In magnetic resonance imaging (MRI), the method of acquiring signals close to the receiving coil and transferring the acquisition data via optical fibers can avoid electromagnetic (EM) interference and crosstalk in signal transmission to the greatest extent possible. The challenge lies in determining how to realize data transmission cost-effectively and maintain phase coherence between the radio frequency (RF) generator and the signal receiver. This article presents a design for an optical fiber spectrometer that is based on an optical fiber transmission scheme with lightweight resource consumption.

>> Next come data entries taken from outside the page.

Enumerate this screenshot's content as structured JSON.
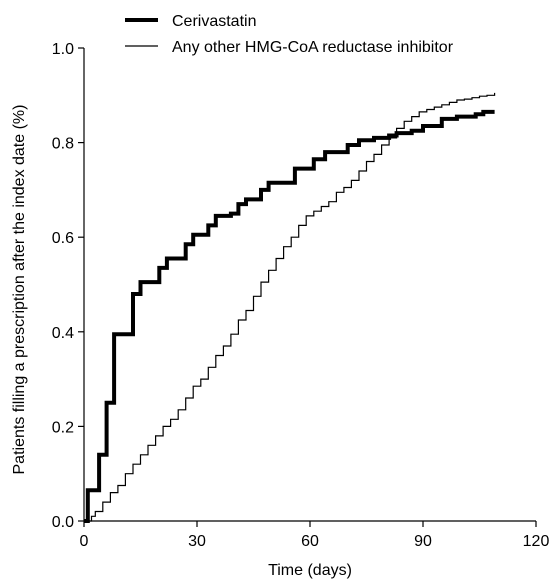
{
  "chart_data": {
    "type": "line",
    "xlabel": "Time (days)",
    "ylabel": "Patients filling a prescription after the index date (%)",
    "xlim": [
      0,
      120
    ],
    "ylim": [
      0,
      1.0
    ],
    "x_ticks": [
      0,
      30,
      60,
      90,
      120
    ],
    "y_ticks": [
      0.0,
      0.2,
      0.4,
      0.6,
      0.8,
      1.0
    ],
    "x_tick_labels": [
      "0",
      "30",
      "60",
      "90",
      "120"
    ],
    "y_tick_labels": [
      "0.0",
      "0.2",
      "0.4",
      "0.6",
      "0.8",
      "1.0"
    ],
    "grid": false,
    "legend_position": "top",
    "series": [
      {
        "name": "Cerivastatin",
        "style": "thick",
        "color": "#000000",
        "x": [
          0,
          1,
          3,
          4,
          6,
          8,
          11,
          13,
          15,
          18,
          20,
          22,
          26,
          27,
          29,
          33,
          35,
          39,
          41,
          43,
          47,
          49,
          52,
          56,
          58,
          61,
          64,
          67,
          70,
          73,
          77,
          81,
          83,
          87,
          90,
          95,
          99,
          102,
          104,
          106,
          109
        ],
        "y": [
          0.0,
          0.065,
          0.065,
          0.14,
          0.25,
          0.395,
          0.395,
          0.48,
          0.505,
          0.505,
          0.535,
          0.555,
          0.555,
          0.585,
          0.605,
          0.625,
          0.645,
          0.65,
          0.67,
          0.68,
          0.7,
          0.715,
          0.715,
          0.745,
          0.745,
          0.765,
          0.78,
          0.78,
          0.795,
          0.805,
          0.81,
          0.815,
          0.82,
          0.825,
          0.835,
          0.85,
          0.855,
          0.855,
          0.86,
          0.865,
          0.865
        ]
      },
      {
        "name": "Any other HMG-CoA reductase inhibitor",
        "style": "thin-step",
        "color": "#000000",
        "x": [
          0,
          2,
          3,
          5,
          7,
          9,
          11,
          13,
          15,
          17,
          19,
          21,
          23,
          25,
          27,
          29,
          31,
          33,
          35,
          37,
          39,
          41,
          43,
          45,
          47,
          49,
          51,
          53,
          55,
          57,
          59,
          61,
          63,
          65,
          67,
          69,
          71,
          73,
          75,
          77,
          79,
          81,
          83,
          85,
          87,
          89,
          91,
          93,
          95,
          97,
          99,
          101,
          103,
          105,
          107,
          109
        ],
        "y": [
          0.0,
          0.01,
          0.02,
          0.04,
          0.06,
          0.075,
          0.1,
          0.12,
          0.14,
          0.16,
          0.18,
          0.2,
          0.215,
          0.235,
          0.26,
          0.285,
          0.3,
          0.325,
          0.35,
          0.37,
          0.395,
          0.425,
          0.445,
          0.475,
          0.505,
          0.53,
          0.555,
          0.58,
          0.6,
          0.625,
          0.645,
          0.655,
          0.665,
          0.675,
          0.695,
          0.705,
          0.72,
          0.74,
          0.76,
          0.775,
          0.795,
          0.81,
          0.83,
          0.845,
          0.855,
          0.865,
          0.87,
          0.875,
          0.88,
          0.885,
          0.89,
          0.892,
          0.895,
          0.898,
          0.9,
          0.905
        ]
      }
    ]
  }
}
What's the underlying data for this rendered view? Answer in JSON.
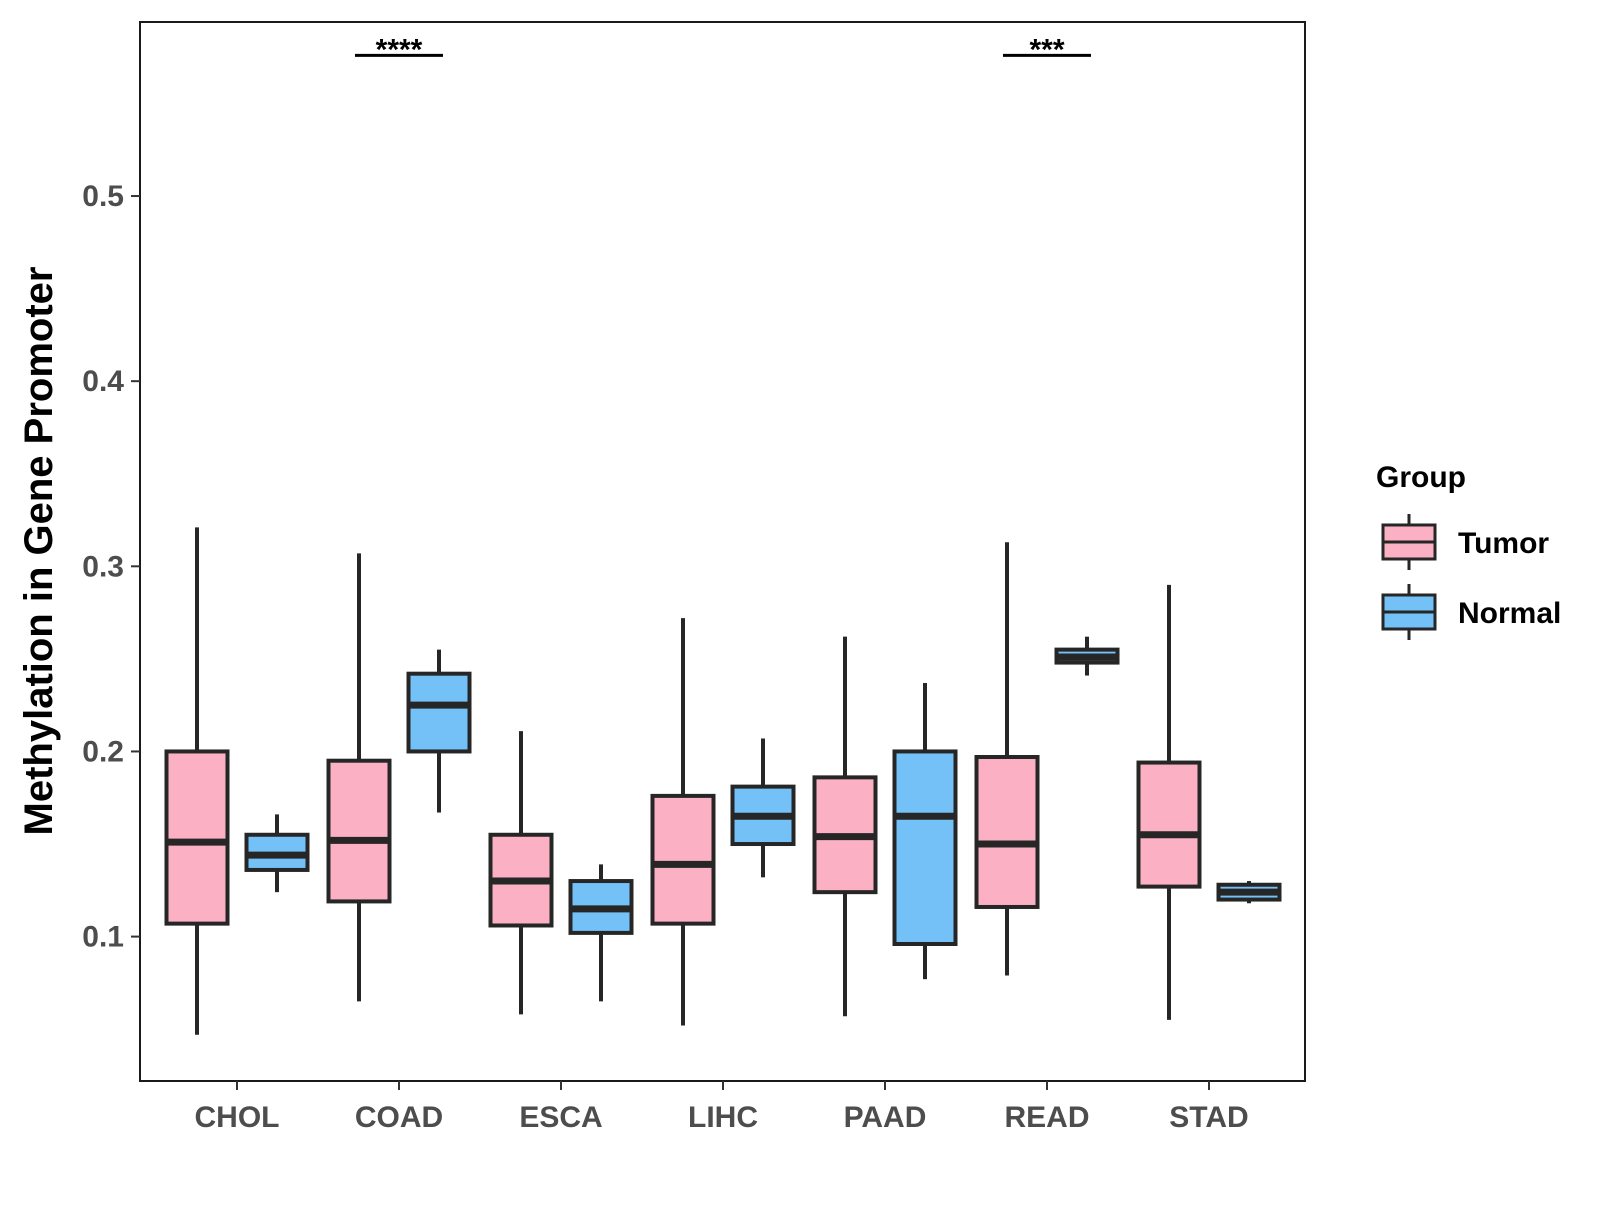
{
  "chart_data": {
    "type": "boxplot",
    "title": "",
    "xlabel": "",
    "ylabel": "Methylation in Gene Promoter",
    "ylim": [
      0.022,
      0.594
    ],
    "yticks": [
      0.1,
      0.2,
      0.3,
      0.4,
      0.5
    ],
    "ytick_labels": [
      "0.1",
      "0.2",
      "0.3",
      "0.4",
      "0.5"
    ],
    "grid": false,
    "categories": [
      "CHOL",
      "COAD",
      "ESCA",
      "LIHC",
      "PAAD",
      "READ",
      "STAD"
    ],
    "legend": {
      "title": "Group",
      "position": "right",
      "entries": [
        {
          "name": "Tumor",
          "color": "#FBB1C3"
        },
        {
          "name": "Normal",
          "color": "#74C1F7"
        }
      ]
    },
    "series": [
      {
        "name": "Tumor",
        "color": "#FBB1C3",
        "boxes": [
          {
            "min": 0.047,
            "q1": 0.107,
            "median": 0.151,
            "q3": 0.2,
            "max": 0.321
          },
          {
            "min": 0.065,
            "q1": 0.119,
            "median": 0.152,
            "q3": 0.195,
            "max": 0.307
          },
          {
            "min": 0.058,
            "q1": 0.106,
            "median": 0.13,
            "q3": 0.155,
            "max": 0.211
          },
          {
            "min": 0.052,
            "q1": 0.107,
            "median": 0.139,
            "q3": 0.176,
            "max": 0.272
          },
          {
            "min": 0.057,
            "q1": 0.124,
            "median": 0.154,
            "q3": 0.186,
            "max": 0.262
          },
          {
            "min": 0.079,
            "q1": 0.116,
            "median": 0.15,
            "q3": 0.197,
            "max": 0.313
          },
          {
            "min": 0.055,
            "q1": 0.127,
            "median": 0.155,
            "q3": 0.194,
            "max": 0.29
          }
        ]
      },
      {
        "name": "Normal",
        "color": "#74C1F7",
        "boxes": [
          {
            "min": 0.124,
            "q1": 0.136,
            "median": 0.144,
            "q3": 0.155,
            "max": 0.166
          },
          {
            "min": 0.167,
            "q1": 0.2,
            "median": 0.225,
            "q3": 0.242,
            "max": 0.255
          },
          {
            "min": 0.065,
            "q1": 0.102,
            "median": 0.115,
            "q3": 0.13,
            "max": 0.139
          },
          {
            "min": 0.132,
            "q1": 0.15,
            "median": 0.165,
            "q3": 0.181,
            "max": 0.207
          },
          {
            "min": 0.077,
            "q1": 0.096,
            "median": 0.165,
            "q3": 0.2,
            "max": 0.237
          },
          {
            "min": 0.241,
            "q1": 0.248,
            "median": 0.251,
            "q3": 0.255,
            "max": 0.262
          },
          {
            "min": 0.118,
            "q1": 0.12,
            "median": 0.124,
            "q3": 0.128,
            "max": 0.13
          }
        ]
      }
    ],
    "annotations": [
      {
        "category": "COAD",
        "label": "****",
        "y": 0.576
      },
      {
        "category": "READ",
        "label": "***",
        "y": 0.576
      }
    ]
  }
}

The proposed spectrometer is composed of a main unit and an acquisition unit with four receiving channels. The acquisition data are uploaded to the main unit using the SerialLite II protocol, which has a very high transmission rate and is simple to implement in a field-programmable gate array (FPGA) device. The parameters and instructions are sent to the acquisition unit based on the use of a self-defined packing and conventional 8b/10b encoding, and a 60 MHz clock is also transmitted for decoding and signal sampling. To maintain phase coherence, specific timing information is appended to the downloaded initialization instruction for the digital local oscillator (LO) of the digital down converter (DDC) to ensure time alignment of the initialization events. Test results show that the transmission rate for the acquisition data reaches approximately 1440 Mb/s, and phase coherence is maintained reliably. Imaging experiments in a 0.35 T MRI system achieved satisfactory image quality.